Jacob easily kept up but the candle extinguished. He tossed it away. I would have taken several wrong turns in the soupy miasma if it hadn't been for him guiding me. We half walked, half ran and reached Belgrave Square quickly.

At first I thought the house was silent, safe, but then I heard it.

A scream. High, nerve splitting, and filled with terror.

"Adelaide!" Jacob disappeared.

Lights came on inside the house. Adelaide screamed again. Another, higher scream joined hers-Lady Preston's?

Oh God oh God oh God. I raced down the stairs and banged on the servants' door, praying someone was in the service area, hoping they heard me.
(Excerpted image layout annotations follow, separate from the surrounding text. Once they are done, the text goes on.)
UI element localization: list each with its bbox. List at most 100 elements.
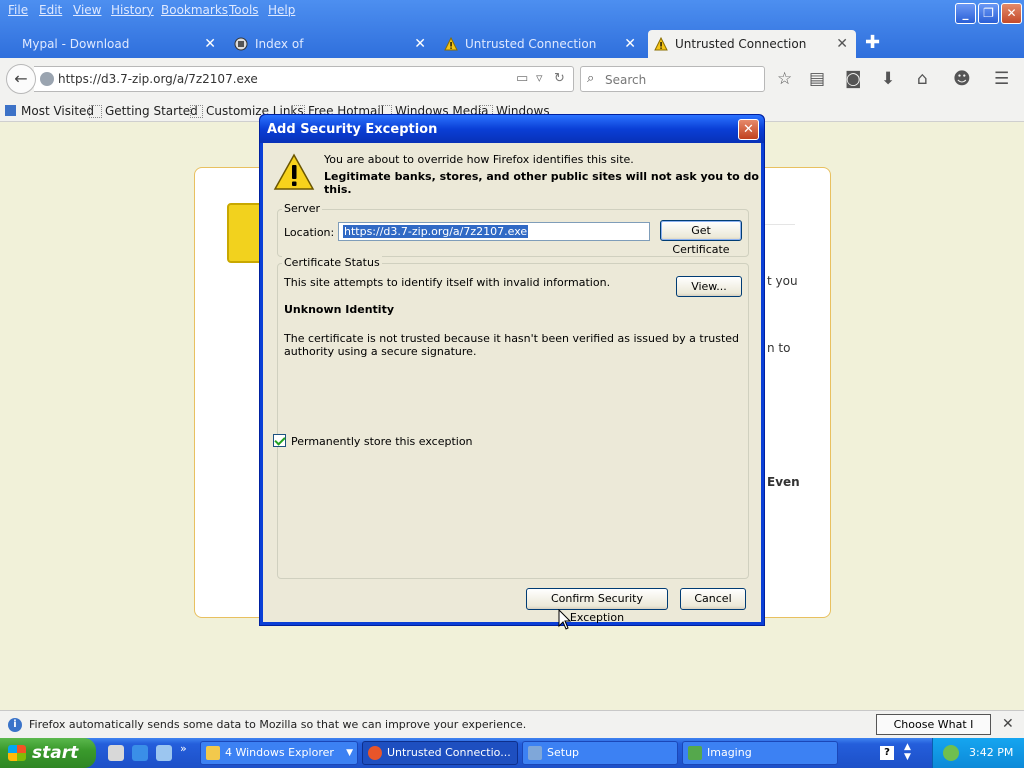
- dialog-title: Add Security Exception: [260, 115, 764, 143]
- notification-message: Firefox automatically sends some data to…: [29, 718, 527, 731]
- notification-close-icon[interactable]: ✕: [1002, 716, 1014, 732]
- search-icon: ⌕: [587, 71, 595, 86]
- menu-tools[interactable]: Tools: [229, 3, 259, 17]
- start-button[interactable]: start: [0, 738, 96, 768]
- taskbar-windows-explorer[interactable]: 4 Windows Explorer ▼: [200, 741, 358, 765]
- warning-icon: [444, 37, 458, 51]
- task-label: Imaging: [707, 746, 752, 759]
- page-text-fragment: n to: [767, 341, 791, 355]
- task-label: Untrusted Connectio...: [387, 746, 511, 759]
- menu-bar: File Edit View History Bookmarks Tools H…: [0, 0, 940, 22]
- confirm-security-exception-button[interactable]: Confirm Security Exception: [526, 588, 668, 624]
- help-icon[interactable]: ?: [880, 746, 894, 760]
- home-icon[interactable]: ⌂: [917, 69, 928, 89]
- imaging-icon: [688, 746, 702, 760]
- bookmark-getting-started[interactable]: Getting Started: [89, 104, 198, 118]
- server-group-label: Server: [282, 202, 323, 215]
- internet-explorer-icon[interactable]: [132, 745, 148, 761]
- task-label: Setup: [547, 746, 580, 759]
- warning-icon: [654, 37, 668, 51]
- pocket-icon[interactable]: ◙: [845, 69, 862, 89]
- status-text: This site attempts to identify itself wi…: [284, 276, 611, 289]
- menu-file[interactable]: File: [8, 3, 28, 17]
- permanently-store-checkbox[interactable]: [273, 434, 286, 447]
- folder-icon: [206, 746, 220, 760]
- dialog-close-button[interactable]: ✕: [738, 119, 759, 140]
- info-icon: i: [8, 718, 22, 732]
- reading-list-icon[interactable]: ▤: [809, 69, 825, 89]
- tab-close-icon[interactable]: ✕: [204, 30, 216, 58]
- page-icon: [234, 37, 248, 51]
- hello-chat-icon[interactable]: ☻: [953, 69, 971, 89]
- cancel-button[interactable]: Cancel: [680, 588, 746, 610]
- bookmark-most-visited[interactable]: Most Visited: [5, 104, 94, 118]
- taskbar-untrusted-connection[interactable]: Untrusted Connectio...: [362, 741, 518, 765]
- firefox-icon: [368, 746, 382, 760]
- warning-icon: [273, 153, 315, 190]
- group-arrow-icon: ▼: [346, 748, 353, 758]
- tab-untrusted-connection-1[interactable]: Untrusted Connection ✕: [438, 30, 644, 58]
- quicklaunch-more-icon[interactable]: »: [180, 742, 187, 755]
- tab-close-icon[interactable]: ✕: [836, 30, 848, 58]
- restore-button[interactable]: ❐: [978, 3, 999, 24]
- outlook-express-icon[interactable]: [156, 745, 172, 761]
- minimize-button[interactable]: _: [955, 3, 976, 24]
- tab-strip: File Edit View History Bookmarks Tools H…: [0, 0, 1024, 79]
- scroll-arrows-icon[interactable]: ▲ ▼: [904, 742, 911, 762]
- menu-edit[interactable]: Edit: [39, 3, 62, 17]
- location-input[interactable]: https://d3.7-zip.org/a/7z2107.exe: [338, 222, 650, 241]
- page-text-fragment: t you: [767, 274, 798, 288]
- bookmark-star-icon[interactable]: ☆: [777, 69, 792, 89]
- dropdown-arrow-icon[interactable]: ▿: [536, 71, 543, 86]
- tab-mypal-download[interactable]: Mypal - Download ✕: [0, 30, 224, 58]
- intro-text: You are about to override how Firefox id…: [324, 153, 634, 166]
- setup-icon: [528, 746, 542, 760]
- reload-icon[interactable]: ↻: [554, 71, 565, 86]
- notification-bar: i Firefox automatically sends some data …: [0, 710, 1024, 750]
- choose-what-i-share-button[interactable]: Choose What I Share: [876, 714, 991, 750]
- permanently-store-label[interactable]: Permanently store this exception: [291, 435, 473, 448]
- certificate-status-group: Certificate Status This site attempts to…: [277, 256, 749, 579]
- search-placeholder: Search: [605, 73, 647, 87]
- tab-untrusted-connection-active[interactable]: Untrusted Connection ✕: [648, 30, 856, 58]
- window-close-button[interactable]: ✕: [1001, 3, 1022, 24]
- get-certificate-button[interactable]: Get Certificate: [660, 220, 742, 256]
- hamburger-menu-icon[interactable]: ☰: [994, 69, 1009, 89]
- tab-label: Untrusted Connection: [465, 37, 597, 51]
- unknown-identity-heading: Unknown Identity: [284, 303, 395, 316]
- menu-view[interactable]: View: [73, 3, 101, 17]
- new-tab-icon[interactable]: ✚: [865, 34, 880, 52]
- globe-icon: [40, 72, 54, 86]
- search-bar[interactable]: ⌕ Search: [580, 66, 765, 92]
- show-desktop-icon[interactable]: [108, 745, 124, 761]
- view-button[interactable]: View...: [676, 276, 742, 297]
- url-bar[interactable]: https://d3.7-zip.org/a/7z2107.exe ▭ ▿ ↻: [34, 66, 574, 92]
- download-icon[interactable]: ⬇: [881, 69, 895, 89]
- tab-close-icon[interactable]: ✕: [624, 30, 636, 58]
- windows-flag-icon: [8, 745, 26, 761]
- mouse-cursor-icon: [558, 609, 572, 630]
- tab-label: Mypal - Download: [22, 37, 130, 51]
- taskbar-setup[interactable]: Setup: [522, 741, 678, 765]
- menu-history[interactable]: History: [111, 3, 154, 17]
- menu-help[interactable]: Help: [268, 3, 295, 17]
- page-text-fragment: Even: [767, 475, 800, 489]
- taskbar: start » 4 Windows Explorer ▼ Untrusted C…: [0, 738, 1024, 768]
- certificate-status-label: Certificate Status: [282, 256, 382, 269]
- task-label: 4 Windows Explorer: [225, 746, 334, 759]
- clock: 3:42 PM: [969, 746, 1014, 759]
- intro-warning-text: Legitimate banks, stores, and other publ…: [324, 170, 759, 196]
- taskbar-imaging[interactable]: Imaging: [682, 741, 838, 765]
- dialog-body: You are about to override how Firefox id…: [263, 143, 761, 624]
- navigation-bar: https://d3.7-zip.org/a/7z2107.exe ▭ ▿ ↻ …: [0, 58, 1024, 100]
- url-text: https://d3.7-zip.org/a/7z2107.exe: [58, 72, 258, 86]
- location-value: https://d3.7-zip.org/a/7z2107.exe: [343, 225, 529, 238]
- start-label: start: [32, 743, 79, 763]
- network-icon[interactable]: [943, 745, 959, 761]
- reader-view-icon[interactable]: ▭: [516, 71, 528, 86]
- tab-close-icon[interactable]: ✕: [414, 30, 426, 58]
- back-button[interactable]: ←: [6, 64, 36, 94]
- location-label: Location:: [284, 226, 335, 239]
- tab-index-of[interactable]: Index of /~lily/ISOs/crustywi... ✕: [228, 30, 434, 79]
- menu-bookmarks[interactable]: Bookmarks: [161, 3, 228, 17]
"Open-!" A hand clamped over my mouth, stifling my shout. I was wrenched back up the stairs to street level, my attacker dragging me. My heels scraped against the stone steps as I tried to stand. Then I was shoved against the wall of the house. My head hit the stucco and a jolt of pain ripped through my skull. The night turned blacker for a moment but I fought against the fog trying to cloud my brain. Someone held me upright with an iron-clawed grip, stopping me from sliding to the ground.

My vision cleared. A face loomed over me like a moon in the murky night. I didn't recognize it but it was familiar nevertheless. He had the same drooping eyes and small mouth as Maree Finch.

Tommy.

"Let me go," I said. "Please."

Finch laughed, baring two rows of crooked teeth like old headstones. "Who's gonna make me? You?" He leaned in, his wide, white face close to mine. His breath, hair and his very skin reeked of ale and cigar smoke, sweat and something worse. I retched. That only made him laugh harder. "This the girl who can see ghosts, eh?" Was he talking to me or someone else? I tried to look past him but he was too big and the night too dark. "Looks like a mad thing." He sniffed my hair. And he thought I was the mad one.

Suddenly the sound of glass shattering filled the air. Finch pulled back, glanced up. "Christ," he muttered.

I followed his gaze just in time to see Jacob and a man dressed in servant's livery of scarlet breeches and coat falling from a high window. They were locked in battle and they fell together amidst a shower of glass, hurtling towards the footpath.